Hereford leaders, breeders take cattle efficiency to the next level

US - Some things in life are just plain true - hard to test, document or prove with scientific evidence, but generally understood via experience. In the cattle business, one such truth is that Herefords and Hereford-crosses are efficient converters of grass and grain.
calendar icon 6 March 2007
clock icon 2 minute read
Generations of cattlemen have told it true. Still, we've come to an age where a man's word often just isn't enough. Data is demanded.

Answering this call, the Hereford breed is seeking data to confirm what has been noted for years by the man on the range, and more recently, the man in the feedlot. Herefords are efficient critters, and efficiency directly affects profit.

Securing feed efficiency data is no small task. In decades past, related trials have been few and far between due to the difficulty and expense of measuring individual inputs. Even the most renowned re-searchers in the livestock industry have struggled with what is the correct way to measure such a critical trait.

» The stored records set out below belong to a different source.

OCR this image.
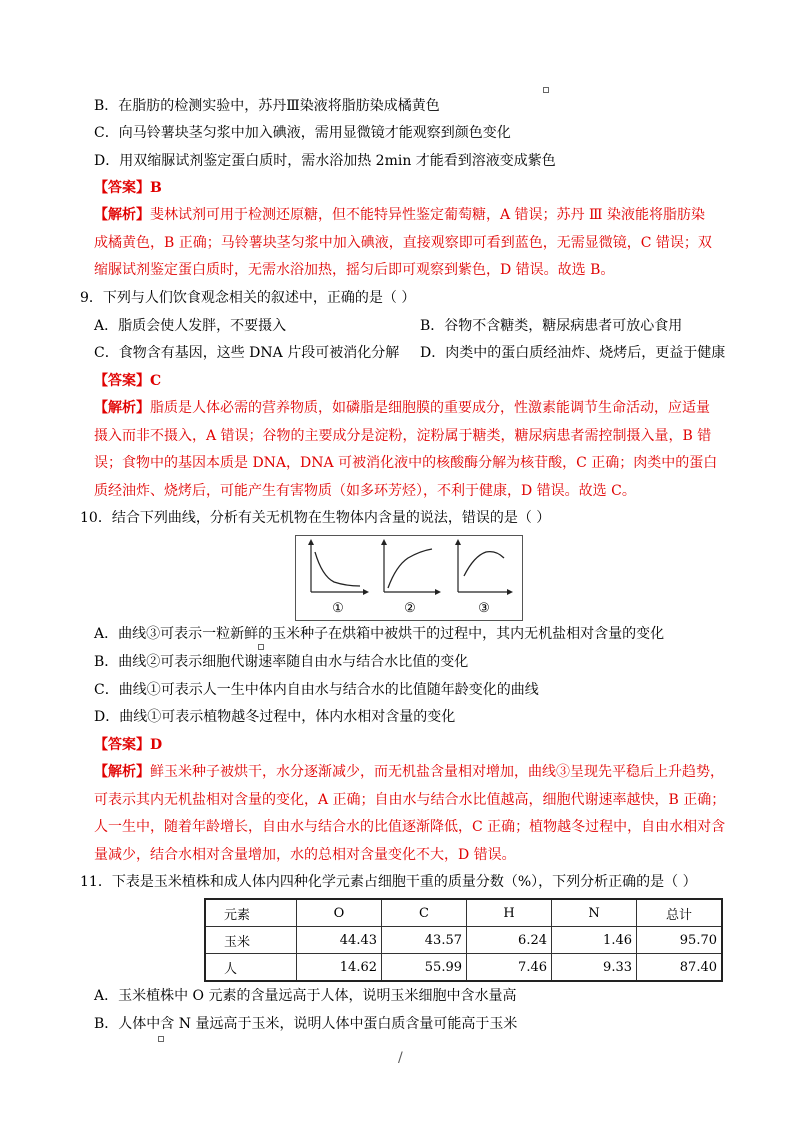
B．在脂肪的检测实验中，苏丹Ⅲ染液将脂肪染成橘黄色
C．向马铃薯块茎匀浆中加入碘液，需用显微镜才能观察到颜色变化
D．用双缩脲试剂鉴定蛋白质时，需水浴加热 2min 才能看到溶液变成紫色
【答案】B
【解析】斐林试剂可用于检测还原糖，但不能特异性鉴定葡萄糖，A 错误；苏丹 Ⅲ 染液能将脂肪染
成橘黄色，B 正确；马铃薯块茎匀浆中加入碘液，直接观察即可看到蓝色，无需显微镜，C 错误；双
缩脲试剂鉴定蛋白质时，无需水浴加热，摇匀后即可观察到紫色，D 错误。故选 B。
9．下列与人们饮食观念相关的叙述中，正确的是（ ）
A．脂质会使人发胖，不要摄入	B．谷物不含糖类，糖尿病患者可放心食用
C．食物含有基因，这些 DNA 片段可被消化分解 D．肉类中的蛋白质经油炸、烧烤后，更益于健康
【答案】C
【解析】脂质是人体必需的营养物质，如磷脂是细胞膜的重要成分，性激素能调节生命活动，应适量
摄入而非不摄入，A 错误；谷物的主要成分是淀粉，淀粉属于糖类，糖尿病患者需控制摄入量，B 错
误；食物中的基因本质是 DNA，DNA 可被消化液中的核酸酶分解为核苷酸，C 正确；肉类中的蛋白
质经油炸、烧烤后，可能产生有害物质（如多环芳烃），不利于健康，D 错误。故选 C。
10．结合下列曲线，分析有关无机物在生物体内含量的说法，错误的是（ ）
①	②	③
A．曲线③可表示一粒新鲜的玉米种子在烘箱中被烘干的过程中，其内无机盐相对含量的变化
B．曲线②可表示细胞代谢速率随自由水与结合水比值的变化
C．曲线①可表示人一生中体内自由水与结合水的比值随年龄变化的曲线
D．曲线①可表示植物越冬过程中，体内水相对含量的变化
【答案】D
【解析】鲜玉米种子被烘干，水分逐渐减少，而无机盐含量相对增加，曲线③呈现先平稳后上升趋势，
可表示其内无机盐相对含量的变化，A 正确；自由水与结合水比值越高，细胞代谢速率越快，B 正确；
人一生中，随着年龄增长，自由水与结合水的比值逐渐降低，C 正确；植物越冬过程中，自由水相对含
量减少，结合水相对含量增加，水的总相对含量变化不大，D 错误。
11．下表是玉米植株和成人体内四种化学元素占细胞干重的质量分数（%），下列分析正确的是（ ）
元素	O	C	H	N	总计
玉米	44.43	43.57	6.24	1.46	95.70
人	14.62	55.99	7.46	9.33	87.40
A．玉米植株中 O 元素的含量远高于人体，说明玉米细胞中含水量高
B．人体中含 N 量远高于玉米，说明人体中蛋白质含量可能高于玉米
/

Animal scientists estimate feed costs account for more than 50 percent of total production expense, with some allocating as much as 70 percent. These figures can't be ignored. A more efficient animal means dollars saved.

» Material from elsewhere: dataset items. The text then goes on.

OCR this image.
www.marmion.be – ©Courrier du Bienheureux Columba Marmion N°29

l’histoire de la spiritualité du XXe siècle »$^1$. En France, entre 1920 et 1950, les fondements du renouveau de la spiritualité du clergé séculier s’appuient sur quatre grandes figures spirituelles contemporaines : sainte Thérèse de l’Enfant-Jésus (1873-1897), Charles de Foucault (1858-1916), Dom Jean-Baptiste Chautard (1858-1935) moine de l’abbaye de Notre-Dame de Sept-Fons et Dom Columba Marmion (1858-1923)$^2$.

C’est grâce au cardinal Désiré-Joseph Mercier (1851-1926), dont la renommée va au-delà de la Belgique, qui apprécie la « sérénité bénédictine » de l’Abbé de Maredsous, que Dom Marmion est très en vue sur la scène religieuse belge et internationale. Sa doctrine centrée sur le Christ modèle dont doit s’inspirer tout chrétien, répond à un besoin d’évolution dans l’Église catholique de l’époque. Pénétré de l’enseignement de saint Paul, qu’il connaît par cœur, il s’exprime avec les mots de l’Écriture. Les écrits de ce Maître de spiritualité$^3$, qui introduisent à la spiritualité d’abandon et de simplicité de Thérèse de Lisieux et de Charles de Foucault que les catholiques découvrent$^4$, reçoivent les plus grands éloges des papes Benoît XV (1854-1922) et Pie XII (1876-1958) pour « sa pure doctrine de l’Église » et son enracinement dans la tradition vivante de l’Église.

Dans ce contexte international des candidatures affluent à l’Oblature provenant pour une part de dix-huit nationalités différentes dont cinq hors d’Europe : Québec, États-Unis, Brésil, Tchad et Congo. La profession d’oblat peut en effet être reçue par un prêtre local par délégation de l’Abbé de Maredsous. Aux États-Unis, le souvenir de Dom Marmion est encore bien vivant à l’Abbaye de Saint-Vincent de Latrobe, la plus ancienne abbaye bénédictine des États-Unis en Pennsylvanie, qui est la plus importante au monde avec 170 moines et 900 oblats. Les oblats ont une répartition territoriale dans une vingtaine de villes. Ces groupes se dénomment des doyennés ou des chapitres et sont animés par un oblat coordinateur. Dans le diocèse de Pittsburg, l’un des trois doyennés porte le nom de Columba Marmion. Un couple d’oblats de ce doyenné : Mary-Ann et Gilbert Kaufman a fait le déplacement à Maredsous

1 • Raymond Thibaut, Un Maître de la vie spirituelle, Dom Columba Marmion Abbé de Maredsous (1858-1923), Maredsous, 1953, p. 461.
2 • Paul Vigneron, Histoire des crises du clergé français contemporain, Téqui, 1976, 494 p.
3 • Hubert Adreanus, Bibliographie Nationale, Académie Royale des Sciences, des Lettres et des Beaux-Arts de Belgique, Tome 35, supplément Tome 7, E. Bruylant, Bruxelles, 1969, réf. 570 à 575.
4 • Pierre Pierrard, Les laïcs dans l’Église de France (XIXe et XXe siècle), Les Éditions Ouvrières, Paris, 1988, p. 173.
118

So, what the industry has started to see is the development of a variety of methods and formulas designed to identify the degree of feed efficiency in a particular animal or pen of animals. Although experts don't claim these methods and formulas to be perfect, they have created a foundation for beginning to identify and select for the feed efficiency trait. The following provides a look at how Herefords have measured up so far, how the breed is pursuing genetic progress and what the industry has to look forward to in terms of ongoing efficiency research.

Herefords were the leading British breed for net feed intake (NFI) in a trial completed in July 2005 as part of the Co-operative Research Centre for Cattle and Beef Quality trials in Australia. NFI is the amount of feed an animal eats, more or less than, what's expected for its weight and gain. The trial cattle were fed at the Tullimba Research Feedlot, near Armidale, New South Wales.